I wouldn’t recommend it, but sometimes you just gotta persuade stuff…
“Power off, then on again.” This was after a mystifying issue where the printer would do the invoice format and backgrounds, but refuse to print the text, and had a seasoned copier tech stumped. Still scratching my head on that one.
An ice tray to cold down a router.
I changed ISP, the new one told me that it would take like a week to send me the credentials to use my own ADSL router 🙄, in the meantime I had to use the cheap-ass one they provided.
The new service crashed like after five minutes of use, after some some back and force with the technical support unsuccessfully I notice that the router was extremely hot when the connection crashed and normal when it started to work again.
It has not any cooling system, and being in the middle of the summer didn’t help either.
So…. I tried to put an ice tray from the freezer on the router and it worked. To be “safe” I put a plastic bag between them to avoid any condensation dripping onto the device.
Ha! Reminds me of a job I worked at years ago. Corporate saw it fitting to change all the thermostats for the air conditioning to be controlled remotely by them… in a different state, with different weather…
In the winter it would stay cold and they would never turn the heat to an appropriate temp.
I took a hook and installed it above the thermostat. In the mornings I would fill a plastic bag with ice and hang it on the hook.
Too cold? Move the bag closer to the thermostat. Too hot? Move the bag further away.
Absolutely nothing. Works surprisingly often.
When I moved recently my PC suddenly stopped booting.
Before transport I removed the GPU so the PCB wouldn’t crack, but my motherboard was showing that it got stuck in the GPU check when booting, so I thought I accidentally broke the GPU by shocking it with static, or popping off some capacitor or something. I still wanted to rule out everything else before buying a new GPU though.
I kept replugging things, thinking it might be a connection that came loose during transport, I reseated the RAM, I tried just one RAM stick, I even reseated the CPU.
Turns out, somehow a CMOS reset fixed it. I’m still confused as to why that worked.
EHCI (system config) data was corrupt. Possibly from pulling the GPU while the motherboard board still had power (or residual power in caps).
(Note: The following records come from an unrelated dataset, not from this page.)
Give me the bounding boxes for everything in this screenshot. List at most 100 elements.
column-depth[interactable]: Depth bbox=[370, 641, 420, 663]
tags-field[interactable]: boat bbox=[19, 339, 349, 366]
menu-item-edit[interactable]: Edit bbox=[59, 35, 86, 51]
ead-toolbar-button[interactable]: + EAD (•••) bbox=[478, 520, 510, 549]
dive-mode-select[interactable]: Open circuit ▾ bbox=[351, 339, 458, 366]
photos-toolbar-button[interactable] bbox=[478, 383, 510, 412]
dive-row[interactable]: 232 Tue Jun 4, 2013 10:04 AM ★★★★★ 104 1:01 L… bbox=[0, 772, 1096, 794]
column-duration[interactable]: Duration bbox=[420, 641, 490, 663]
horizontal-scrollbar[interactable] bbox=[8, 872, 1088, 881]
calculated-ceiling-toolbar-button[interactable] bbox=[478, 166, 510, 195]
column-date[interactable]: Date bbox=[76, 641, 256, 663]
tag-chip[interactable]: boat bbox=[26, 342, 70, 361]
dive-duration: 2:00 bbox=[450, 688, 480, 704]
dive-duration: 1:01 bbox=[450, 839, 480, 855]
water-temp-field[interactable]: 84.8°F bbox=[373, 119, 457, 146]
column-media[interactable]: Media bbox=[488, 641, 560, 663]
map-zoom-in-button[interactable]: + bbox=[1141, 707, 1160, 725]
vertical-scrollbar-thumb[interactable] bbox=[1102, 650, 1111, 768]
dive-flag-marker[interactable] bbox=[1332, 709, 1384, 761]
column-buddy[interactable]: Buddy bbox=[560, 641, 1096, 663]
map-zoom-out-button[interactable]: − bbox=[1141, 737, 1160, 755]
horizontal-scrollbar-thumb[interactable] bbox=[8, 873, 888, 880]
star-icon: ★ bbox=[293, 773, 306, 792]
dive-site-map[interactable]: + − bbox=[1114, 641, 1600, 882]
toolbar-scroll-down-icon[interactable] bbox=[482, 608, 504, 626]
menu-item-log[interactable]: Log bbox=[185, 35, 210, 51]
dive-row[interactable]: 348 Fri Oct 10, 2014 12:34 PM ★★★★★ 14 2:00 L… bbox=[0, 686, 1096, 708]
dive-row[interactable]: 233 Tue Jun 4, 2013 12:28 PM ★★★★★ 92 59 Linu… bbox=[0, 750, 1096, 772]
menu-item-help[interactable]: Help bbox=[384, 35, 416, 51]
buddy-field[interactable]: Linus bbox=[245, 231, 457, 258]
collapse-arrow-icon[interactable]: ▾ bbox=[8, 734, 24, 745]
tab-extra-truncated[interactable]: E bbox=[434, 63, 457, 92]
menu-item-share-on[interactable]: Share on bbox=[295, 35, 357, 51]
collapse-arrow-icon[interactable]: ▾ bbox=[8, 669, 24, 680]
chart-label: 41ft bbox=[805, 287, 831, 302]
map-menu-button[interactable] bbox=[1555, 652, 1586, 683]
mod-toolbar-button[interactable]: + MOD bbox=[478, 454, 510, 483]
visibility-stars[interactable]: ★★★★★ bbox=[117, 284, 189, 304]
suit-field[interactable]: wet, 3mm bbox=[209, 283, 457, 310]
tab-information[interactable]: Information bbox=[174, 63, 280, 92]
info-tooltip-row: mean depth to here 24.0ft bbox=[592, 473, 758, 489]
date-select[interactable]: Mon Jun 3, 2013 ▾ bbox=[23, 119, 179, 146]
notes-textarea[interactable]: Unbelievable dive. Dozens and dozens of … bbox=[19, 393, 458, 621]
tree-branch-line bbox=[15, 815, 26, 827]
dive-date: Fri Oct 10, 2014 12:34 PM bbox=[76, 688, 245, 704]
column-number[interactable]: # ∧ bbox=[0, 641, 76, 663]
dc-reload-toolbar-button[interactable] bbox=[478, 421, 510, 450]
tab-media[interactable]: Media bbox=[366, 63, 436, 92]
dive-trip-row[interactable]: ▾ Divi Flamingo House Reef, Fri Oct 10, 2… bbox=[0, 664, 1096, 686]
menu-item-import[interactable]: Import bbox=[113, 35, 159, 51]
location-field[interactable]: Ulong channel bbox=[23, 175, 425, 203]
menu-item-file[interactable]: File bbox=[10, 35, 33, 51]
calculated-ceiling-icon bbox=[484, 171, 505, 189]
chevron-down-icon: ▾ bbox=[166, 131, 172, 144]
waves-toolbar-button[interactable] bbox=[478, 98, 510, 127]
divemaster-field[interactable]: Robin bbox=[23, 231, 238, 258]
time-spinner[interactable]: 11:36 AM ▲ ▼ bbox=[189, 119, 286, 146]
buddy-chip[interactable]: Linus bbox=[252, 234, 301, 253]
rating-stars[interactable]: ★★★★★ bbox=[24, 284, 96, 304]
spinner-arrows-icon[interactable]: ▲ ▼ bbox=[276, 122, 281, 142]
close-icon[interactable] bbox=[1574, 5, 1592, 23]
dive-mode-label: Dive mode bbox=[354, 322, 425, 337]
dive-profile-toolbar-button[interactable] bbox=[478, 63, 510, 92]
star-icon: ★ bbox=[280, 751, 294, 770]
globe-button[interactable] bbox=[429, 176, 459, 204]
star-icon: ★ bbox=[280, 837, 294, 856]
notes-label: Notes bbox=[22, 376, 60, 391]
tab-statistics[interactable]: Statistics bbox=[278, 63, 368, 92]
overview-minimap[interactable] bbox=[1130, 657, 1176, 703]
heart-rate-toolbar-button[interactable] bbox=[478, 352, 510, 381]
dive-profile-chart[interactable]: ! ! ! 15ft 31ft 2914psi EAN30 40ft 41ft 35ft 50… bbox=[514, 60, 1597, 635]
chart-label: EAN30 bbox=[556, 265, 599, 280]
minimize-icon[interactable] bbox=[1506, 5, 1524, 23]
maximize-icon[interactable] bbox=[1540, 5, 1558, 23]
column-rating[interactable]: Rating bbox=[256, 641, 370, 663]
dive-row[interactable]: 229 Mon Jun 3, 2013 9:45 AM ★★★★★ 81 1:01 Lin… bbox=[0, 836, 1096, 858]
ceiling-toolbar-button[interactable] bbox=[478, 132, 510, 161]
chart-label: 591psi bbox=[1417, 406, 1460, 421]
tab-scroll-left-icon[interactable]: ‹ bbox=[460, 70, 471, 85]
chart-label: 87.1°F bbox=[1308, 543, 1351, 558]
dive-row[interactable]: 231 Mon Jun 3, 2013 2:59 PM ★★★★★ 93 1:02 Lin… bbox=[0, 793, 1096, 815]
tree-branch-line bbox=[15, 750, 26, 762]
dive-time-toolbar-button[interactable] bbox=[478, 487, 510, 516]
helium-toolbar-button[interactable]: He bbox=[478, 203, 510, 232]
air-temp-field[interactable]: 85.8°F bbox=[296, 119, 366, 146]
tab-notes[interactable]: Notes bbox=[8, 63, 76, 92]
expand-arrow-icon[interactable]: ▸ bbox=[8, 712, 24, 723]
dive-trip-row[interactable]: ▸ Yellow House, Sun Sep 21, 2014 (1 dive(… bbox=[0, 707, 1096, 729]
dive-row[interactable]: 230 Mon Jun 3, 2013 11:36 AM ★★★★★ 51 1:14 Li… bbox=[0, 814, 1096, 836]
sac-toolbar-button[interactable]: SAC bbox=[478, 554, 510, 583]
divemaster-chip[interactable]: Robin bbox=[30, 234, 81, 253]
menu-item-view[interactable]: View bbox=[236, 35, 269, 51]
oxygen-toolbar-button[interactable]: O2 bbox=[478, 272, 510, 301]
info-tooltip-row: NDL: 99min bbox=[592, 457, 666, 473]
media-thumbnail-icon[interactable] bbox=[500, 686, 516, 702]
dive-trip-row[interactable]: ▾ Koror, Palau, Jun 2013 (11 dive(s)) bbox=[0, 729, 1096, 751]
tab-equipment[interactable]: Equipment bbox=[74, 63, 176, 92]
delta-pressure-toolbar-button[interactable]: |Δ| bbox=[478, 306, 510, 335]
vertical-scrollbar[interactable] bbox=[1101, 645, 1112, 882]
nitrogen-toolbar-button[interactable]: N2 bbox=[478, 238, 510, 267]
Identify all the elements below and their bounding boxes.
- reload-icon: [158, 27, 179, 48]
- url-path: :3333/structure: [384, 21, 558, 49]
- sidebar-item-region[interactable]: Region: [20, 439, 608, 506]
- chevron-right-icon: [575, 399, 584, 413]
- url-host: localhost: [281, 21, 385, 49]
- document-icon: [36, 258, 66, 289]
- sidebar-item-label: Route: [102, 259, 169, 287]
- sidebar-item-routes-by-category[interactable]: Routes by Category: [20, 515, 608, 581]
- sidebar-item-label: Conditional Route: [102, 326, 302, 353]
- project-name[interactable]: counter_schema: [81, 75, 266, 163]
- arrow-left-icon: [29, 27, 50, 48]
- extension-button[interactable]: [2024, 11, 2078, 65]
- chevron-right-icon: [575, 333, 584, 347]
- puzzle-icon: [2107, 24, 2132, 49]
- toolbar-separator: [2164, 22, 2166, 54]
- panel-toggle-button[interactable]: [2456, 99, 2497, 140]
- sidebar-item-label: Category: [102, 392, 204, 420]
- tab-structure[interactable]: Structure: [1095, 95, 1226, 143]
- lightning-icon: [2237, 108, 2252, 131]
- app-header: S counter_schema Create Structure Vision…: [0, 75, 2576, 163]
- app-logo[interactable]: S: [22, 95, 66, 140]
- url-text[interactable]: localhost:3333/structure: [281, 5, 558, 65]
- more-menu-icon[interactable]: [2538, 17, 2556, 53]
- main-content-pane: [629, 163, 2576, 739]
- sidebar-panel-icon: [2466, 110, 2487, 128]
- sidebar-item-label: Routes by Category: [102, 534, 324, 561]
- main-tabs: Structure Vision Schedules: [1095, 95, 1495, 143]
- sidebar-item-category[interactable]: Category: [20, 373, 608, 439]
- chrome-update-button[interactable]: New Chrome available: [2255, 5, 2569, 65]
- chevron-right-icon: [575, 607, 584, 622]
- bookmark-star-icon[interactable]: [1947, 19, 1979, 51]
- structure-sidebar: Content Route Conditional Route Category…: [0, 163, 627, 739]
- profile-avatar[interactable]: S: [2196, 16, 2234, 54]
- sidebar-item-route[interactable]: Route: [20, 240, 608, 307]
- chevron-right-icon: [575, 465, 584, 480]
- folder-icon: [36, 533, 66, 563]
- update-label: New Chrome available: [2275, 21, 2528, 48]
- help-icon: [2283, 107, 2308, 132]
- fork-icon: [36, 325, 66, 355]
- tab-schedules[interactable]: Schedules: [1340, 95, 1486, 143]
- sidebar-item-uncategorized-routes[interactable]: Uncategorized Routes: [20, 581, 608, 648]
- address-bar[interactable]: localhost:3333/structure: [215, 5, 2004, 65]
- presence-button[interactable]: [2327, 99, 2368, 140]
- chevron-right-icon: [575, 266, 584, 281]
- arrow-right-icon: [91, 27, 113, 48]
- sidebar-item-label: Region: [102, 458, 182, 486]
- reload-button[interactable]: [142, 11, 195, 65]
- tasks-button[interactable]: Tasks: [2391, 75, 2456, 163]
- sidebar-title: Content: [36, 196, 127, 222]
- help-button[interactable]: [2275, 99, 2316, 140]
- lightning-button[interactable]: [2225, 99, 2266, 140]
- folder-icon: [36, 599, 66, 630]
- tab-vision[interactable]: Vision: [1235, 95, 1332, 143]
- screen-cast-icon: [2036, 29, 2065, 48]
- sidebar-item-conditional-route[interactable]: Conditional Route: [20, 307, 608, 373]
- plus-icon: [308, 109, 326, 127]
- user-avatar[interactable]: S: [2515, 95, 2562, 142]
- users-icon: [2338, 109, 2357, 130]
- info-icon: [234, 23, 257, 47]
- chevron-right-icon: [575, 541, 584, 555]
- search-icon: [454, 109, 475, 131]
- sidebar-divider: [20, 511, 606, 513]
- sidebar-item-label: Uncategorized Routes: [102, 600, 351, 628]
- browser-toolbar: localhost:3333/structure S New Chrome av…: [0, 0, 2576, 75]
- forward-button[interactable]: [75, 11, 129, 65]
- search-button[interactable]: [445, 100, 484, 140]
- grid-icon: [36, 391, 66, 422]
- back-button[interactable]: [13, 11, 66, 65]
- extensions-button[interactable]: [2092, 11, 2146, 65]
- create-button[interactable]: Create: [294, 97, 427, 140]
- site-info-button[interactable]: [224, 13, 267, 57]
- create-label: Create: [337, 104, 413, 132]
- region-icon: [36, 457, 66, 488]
CMOS wipe resets to blank and that data gets rewritten after BIOS runs the “wtf is plugged into me” routines triggered by blank data.
That’d be my guess.
I wasn’t aware that data could be corrupted by unplugging components, but what you’re saying is making sense. That could definitely have been it.
“Weird Shit” is always a possibility when there’s any power at all in the system. The PSU will keep low level power supplied for a surprisingly long time after being unplugged from the mains. 💛
Is it true that this power gets drained when you press the power button without the power cord plugged in?
Not in my experience.
Possibly helped somewhat for older machines where pressing the button made the fans spin for a little, but modern systems are somehow smart enough to not even bother doing anything
Beating things up in hopes it works. Its weird how often it worked
People who say violence never solved anything have never really been intimate with a printer
Worked on my cars dragging brakes the other day. I need to service them…
Shorted the center pin of a transistor in the numerical display of one of those giant build a stack game at Dave and busters. Literally the first thing they had me look at after starting, and that that no one could figure out, I was testing various points with a multi meter when it slipped and bridge two of the legs. At first I was worried a really messed something up, but the dude that had been there forever was like “what’d you do‽ It’s working!”. Definitely a fix I wasn’t expecting.